Long story short is that some relatives have a Suzuki Kashashi that they are potentially looking to sell due to it sitting and not getting used. Mrs. Dx has a co-worker looking for a beater vehicle. How are the Kashashis as a whole? KBB looks to be in the $2k on this one.
Tk8398
HalfDork
4/5/21 12:34 a.m.
I see one in the parking garage at work every day, it still looks decent and seems to be reliable enough for someone to commute in.
NickD
MegaDork
4/5/21 5:23 a.m.
The Kizashi was supposedly a brilliant car, just too late to save Suzuki North America.
I think the biggest issue with the Kizashi is that it says Suzuki on the back. Oddly they seem to hold their value even worse than the SX4 and I doubt there's any rational reason for that situation. Never owned one so nothing really useful to add.
ddavidv
UltimaDork
4/5/21 6:48 a.m.
Getting Suzuki parts sucked when they actually had a presence here. Plan on waiting for parts if you ever need anything that can't be had at the local NAPA.
It was considered a very decent car when it came out, lots of fairly positive reviews, but was a bit of a last ditch effort before Suzuki folded up shop in the U.S.A. As a result, parts availability would probably be an issue. Shouldn't be any more/less reliable than the second tier Asian automakers (i.e. not Honda/Toyota) but being stranded because of an unobtainium/long wait part could be a deal killer.
-Rob
I always thought they looked good as well
I even drove one turbocharged by Suzuki. But, yeah, too little too late.
NickD
MegaDork
4/5/21 2:20 p.m.
chandler said:
I always thought they looked good as well
That car was built and ran by magazine freelancer Richard Holdener. If the name sounds familiar, he was the guy who wrote the article where they hung two turbos on a junkyard 5.3L and made 1200+hp, and then discovered it was a 4.8L. That was the article that really kicked of the junkyard LS turbo trend. His YouTube channel has gone on to test just about every engine-building myth and LS cylinder head, intake manifold and camshaft combo known to man.
The Kizashi Bonneville car ran a huge honkin' turbo and went seriously fast, like 200+mph. Holdener tried yanking off the turbo and setting it up to run on nitrous to go chase records in another class, but it didn't work out like they hoped. People said the tuning sessions where he had the car running up on jackstands while he tweaked the ECM tune where the stuff Bonneville legends are made of though.
Too bad it didn't get the awd 300hp v6 of the concept from NYIAS.
Looks like tgey sold a whopping 20k of them in the US total. Good luck getting parts.
In reply to rob_lewis :
So far my '11 SX4 has needed usual consumable suspension parts like struts, shocks, and front control arms replaced (needs to happen again, annoyingly) and I've replaced the serp belt and the plugs once. In 141k miles. That's it. Fluids and struts.

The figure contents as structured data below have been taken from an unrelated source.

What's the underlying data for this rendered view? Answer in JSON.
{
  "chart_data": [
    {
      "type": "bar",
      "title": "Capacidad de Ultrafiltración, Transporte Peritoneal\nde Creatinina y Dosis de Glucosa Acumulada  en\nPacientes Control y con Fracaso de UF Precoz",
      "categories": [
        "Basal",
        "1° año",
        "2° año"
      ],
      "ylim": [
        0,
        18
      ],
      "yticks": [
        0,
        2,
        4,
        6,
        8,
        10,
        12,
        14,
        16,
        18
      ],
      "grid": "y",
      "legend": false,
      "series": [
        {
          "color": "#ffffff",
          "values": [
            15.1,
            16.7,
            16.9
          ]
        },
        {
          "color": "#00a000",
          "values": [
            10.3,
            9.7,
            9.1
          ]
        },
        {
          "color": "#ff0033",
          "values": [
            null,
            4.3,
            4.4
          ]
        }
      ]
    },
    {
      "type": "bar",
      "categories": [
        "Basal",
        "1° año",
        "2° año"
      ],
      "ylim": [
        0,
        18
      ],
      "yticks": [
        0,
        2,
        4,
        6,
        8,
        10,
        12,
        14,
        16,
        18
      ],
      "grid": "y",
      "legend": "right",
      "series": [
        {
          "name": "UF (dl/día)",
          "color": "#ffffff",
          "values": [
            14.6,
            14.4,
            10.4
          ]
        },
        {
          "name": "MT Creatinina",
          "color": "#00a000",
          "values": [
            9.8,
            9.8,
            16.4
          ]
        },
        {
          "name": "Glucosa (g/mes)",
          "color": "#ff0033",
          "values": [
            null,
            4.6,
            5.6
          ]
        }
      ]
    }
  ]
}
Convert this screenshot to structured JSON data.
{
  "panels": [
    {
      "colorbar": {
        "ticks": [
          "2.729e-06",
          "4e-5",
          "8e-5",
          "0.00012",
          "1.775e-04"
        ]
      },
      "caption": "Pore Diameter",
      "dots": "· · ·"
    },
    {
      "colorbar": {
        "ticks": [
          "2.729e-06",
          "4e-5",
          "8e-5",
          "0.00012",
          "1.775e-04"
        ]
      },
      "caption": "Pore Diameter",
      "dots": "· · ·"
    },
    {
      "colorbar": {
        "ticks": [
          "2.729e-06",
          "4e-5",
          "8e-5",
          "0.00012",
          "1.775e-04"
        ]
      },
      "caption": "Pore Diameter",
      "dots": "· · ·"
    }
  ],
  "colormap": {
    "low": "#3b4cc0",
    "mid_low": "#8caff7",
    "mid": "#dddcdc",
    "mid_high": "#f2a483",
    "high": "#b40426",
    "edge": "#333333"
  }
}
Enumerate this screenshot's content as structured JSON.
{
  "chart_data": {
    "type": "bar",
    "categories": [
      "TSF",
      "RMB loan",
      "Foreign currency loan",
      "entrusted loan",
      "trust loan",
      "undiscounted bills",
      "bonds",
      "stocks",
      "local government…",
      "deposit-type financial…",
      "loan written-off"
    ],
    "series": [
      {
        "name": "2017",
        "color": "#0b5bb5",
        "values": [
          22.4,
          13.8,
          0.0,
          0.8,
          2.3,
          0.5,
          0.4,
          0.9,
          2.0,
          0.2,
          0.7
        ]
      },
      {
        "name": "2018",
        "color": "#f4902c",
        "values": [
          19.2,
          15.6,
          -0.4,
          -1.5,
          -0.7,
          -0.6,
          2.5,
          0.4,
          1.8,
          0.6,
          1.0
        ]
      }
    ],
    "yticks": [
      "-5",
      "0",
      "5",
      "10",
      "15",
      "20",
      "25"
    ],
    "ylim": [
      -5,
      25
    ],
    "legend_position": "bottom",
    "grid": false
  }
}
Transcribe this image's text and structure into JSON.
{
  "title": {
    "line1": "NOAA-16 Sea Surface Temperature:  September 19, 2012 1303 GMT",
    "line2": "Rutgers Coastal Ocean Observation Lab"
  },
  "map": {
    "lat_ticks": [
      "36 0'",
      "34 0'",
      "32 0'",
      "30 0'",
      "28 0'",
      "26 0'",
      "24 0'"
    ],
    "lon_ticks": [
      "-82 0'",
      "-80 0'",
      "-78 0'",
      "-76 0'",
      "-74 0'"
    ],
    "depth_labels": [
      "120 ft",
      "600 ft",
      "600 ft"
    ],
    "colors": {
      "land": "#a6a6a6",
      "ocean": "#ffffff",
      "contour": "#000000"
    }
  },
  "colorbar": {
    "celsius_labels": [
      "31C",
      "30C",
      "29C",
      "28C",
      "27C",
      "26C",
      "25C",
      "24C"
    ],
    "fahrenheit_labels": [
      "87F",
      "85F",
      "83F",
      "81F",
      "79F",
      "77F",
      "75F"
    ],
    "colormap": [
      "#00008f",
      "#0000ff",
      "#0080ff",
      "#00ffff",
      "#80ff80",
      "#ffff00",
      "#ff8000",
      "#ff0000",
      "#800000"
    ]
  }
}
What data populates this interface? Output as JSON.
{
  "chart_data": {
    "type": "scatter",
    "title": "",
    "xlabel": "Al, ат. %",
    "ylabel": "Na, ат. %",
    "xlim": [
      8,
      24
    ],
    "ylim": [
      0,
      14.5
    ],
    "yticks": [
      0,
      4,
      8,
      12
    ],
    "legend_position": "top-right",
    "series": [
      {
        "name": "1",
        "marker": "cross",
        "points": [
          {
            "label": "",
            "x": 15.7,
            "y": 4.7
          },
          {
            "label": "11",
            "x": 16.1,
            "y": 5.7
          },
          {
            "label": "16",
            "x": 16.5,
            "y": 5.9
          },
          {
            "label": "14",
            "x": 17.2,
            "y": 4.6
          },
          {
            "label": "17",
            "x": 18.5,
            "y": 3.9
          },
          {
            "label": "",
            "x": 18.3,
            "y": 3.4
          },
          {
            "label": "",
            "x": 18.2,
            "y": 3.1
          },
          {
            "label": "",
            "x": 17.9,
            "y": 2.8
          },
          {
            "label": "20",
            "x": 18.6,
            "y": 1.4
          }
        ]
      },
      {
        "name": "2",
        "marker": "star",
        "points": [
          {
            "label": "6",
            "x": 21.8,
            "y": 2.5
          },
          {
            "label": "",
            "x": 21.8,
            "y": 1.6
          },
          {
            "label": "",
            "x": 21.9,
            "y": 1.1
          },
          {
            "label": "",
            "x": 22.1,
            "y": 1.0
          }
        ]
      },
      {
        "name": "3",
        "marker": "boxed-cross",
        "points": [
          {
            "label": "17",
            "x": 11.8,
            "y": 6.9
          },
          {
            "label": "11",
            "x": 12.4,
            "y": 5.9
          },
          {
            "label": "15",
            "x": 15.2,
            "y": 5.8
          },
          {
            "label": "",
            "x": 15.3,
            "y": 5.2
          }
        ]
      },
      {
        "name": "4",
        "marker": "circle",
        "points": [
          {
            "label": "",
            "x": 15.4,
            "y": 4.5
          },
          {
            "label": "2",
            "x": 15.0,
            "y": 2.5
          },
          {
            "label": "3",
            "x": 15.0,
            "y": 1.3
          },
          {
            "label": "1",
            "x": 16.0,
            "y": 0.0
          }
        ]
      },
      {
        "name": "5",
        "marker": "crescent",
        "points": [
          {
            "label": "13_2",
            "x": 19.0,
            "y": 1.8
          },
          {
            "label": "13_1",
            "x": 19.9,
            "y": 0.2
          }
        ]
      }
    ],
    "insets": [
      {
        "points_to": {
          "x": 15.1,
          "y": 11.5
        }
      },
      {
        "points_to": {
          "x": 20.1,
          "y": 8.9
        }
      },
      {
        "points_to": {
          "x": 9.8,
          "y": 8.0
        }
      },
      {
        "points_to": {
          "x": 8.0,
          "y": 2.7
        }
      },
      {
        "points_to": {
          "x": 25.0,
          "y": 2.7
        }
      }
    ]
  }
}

I'll take that kind of "second tier" reliability any day. The thing isn't perfect but it runs like a train. Kizashi might be an issue due to being more complex and then who's owned the example in question and how it was treated.
Any of the folks saying the parts supply would be hard with a Kizashi actually own one OR checked on parts for one of these cars?
My business degree makes me want to say sell the car parts at the Suzuki bike dealers so that there's some residual revenue from selling cars here and more business for the motorcycle shops but I guess that's not really viable or they'd do it.
One of my friends bought a Kizashi new and is still rocking that thing with no major issues. Of course, he also got a brand new V6 Camaro in 1995 when we were in high school and drove that thing to 250k+, also with no major issues. Maybe he just lucky? It sure as hell wasn't mechanical sympathy or aptitude.